Serving the next term will be Dr. Hazel Barton, a professor and Director of the Integrated Bioscience program at the University of Akron. Her research focuses on understanding microbial interactions and adaptations to starvation in caves. Dr. Barton also investigates the role the fungus Pseudogymnoascus destructans plays in the White-nose Syndrome epidemic in bats, which has been funded by the US Fish and Wildlife Service. Her work has been featured in Sports Illustrated, Forbes, National Geographic Explorer, Outside, Science News, The Scientist, Popular Mechanics, Wired, Geo and The Smithsonian magazines, in the book Extreme Scientists: Exploring Natures Mysteries from Perilous Places, on NPR and BBC Radio, on Animal Planet, the History Channel, National Geographic National Geographic, the CBS Early Show, BBC TV and in the IMAX movie Journey into Amazing Caves.

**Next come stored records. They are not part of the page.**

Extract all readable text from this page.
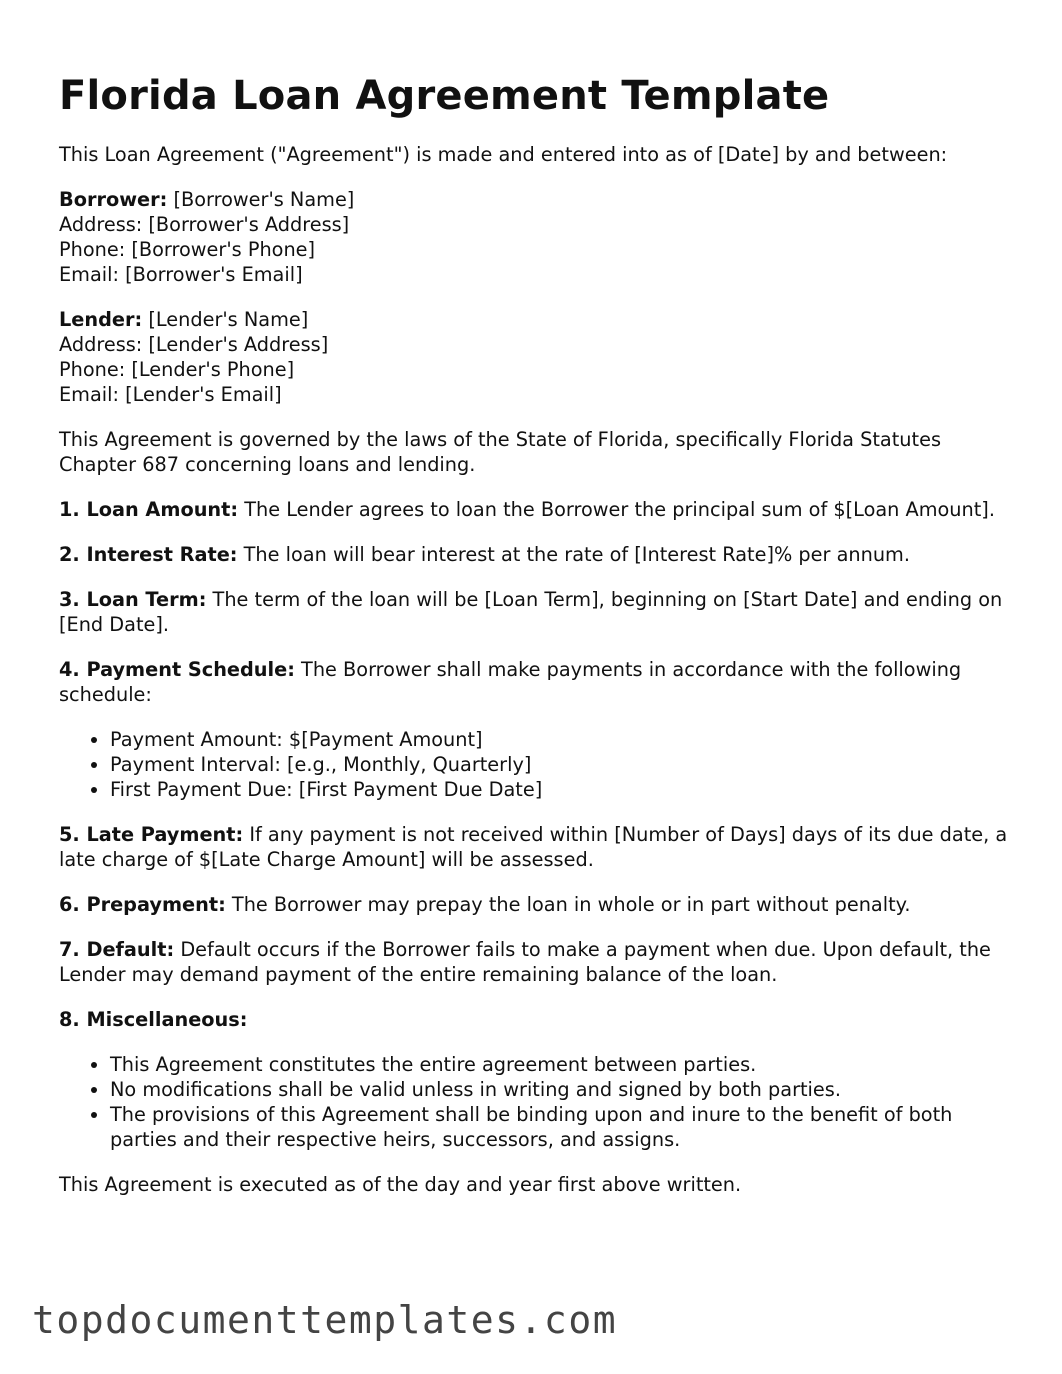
Florida Loan Agreement Template

This Loan Agreement ("Agreement") is made and entered into as of [Date] by and between:

Borrower: [Borrower's Name]
Address: [Borrower's Address]
Phone: [Borrower's Phone]
Email: [Borrower's Email]
Lender: [Lender's Name]
Address: [Lender's Address]
Phone: [Lender's Phone]
Email: [Lender's Email]

This Agreement is governed by the laws of the State of Florida, specifically Florida Statutes Chapter 687 concerning loans and lending.

1. Loan Amount: The Lender agrees to loan the Borrower the principal sum of $[Loan Amount].

2. Interest Rate: The loan will bear interest at the rate of [Interest Rate]% per annum.

3. Loan Term: The term of the loan will be [Loan Term], beginning on [Start Date] and ending on [End Date].

4. Payment Schedule: The Borrower shall make payments in accordance with the following schedule:

• Payment Amount: $[Payment Amount]
• Payment Interval: [e.g., Monthly, Quarterly]
• First Payment Due: [First Payment Due Date]

5. Late Payment: If any payment is not received within [Number of Days] days of its due date, a late charge of $[Late Charge Amount] will be assessed.

6. Prepayment: The Borrower may prepay the loan in whole or in part without penalty.

7. Default: Default occurs if the Borrower fails to make a payment when due. Upon default, the Lender may demand payment of the entire remaining balance of the loan.

8. Miscellaneous:

• This Agreement constitutes the entire agreement between parties.
• No modifications shall be valid unless in writing and signed by both parties.
• The provisions of this Agreement shall be binding upon and inure to the benefit of both parties and their respective heirs, successors, and assigns.

This Agreement is executed as of the day and year first above written.

topdocumenttemplates.com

You can learn more about Dr. Barton's research here: https://www.cavescience.com/
We would like to thank our most recent Volunteer Chief Scientist, Dr. Jan Simek for serving 3 years and sharing his expertise in the archeological value of caves. Dr. Simek is the foremost authority of Cherokee syllabary and has served at the University of Tennessee as Head of the Anthropology Department, as the 24th President of the University of Tennessee, and was named President Emeritus by the Board of Trustees when he stepped down from that position. In 2001, Dr. Simek was named Distinguished Professor of Science in the UTK College of Arts and Sciences. We are grateful for his service and contributions to SCCi.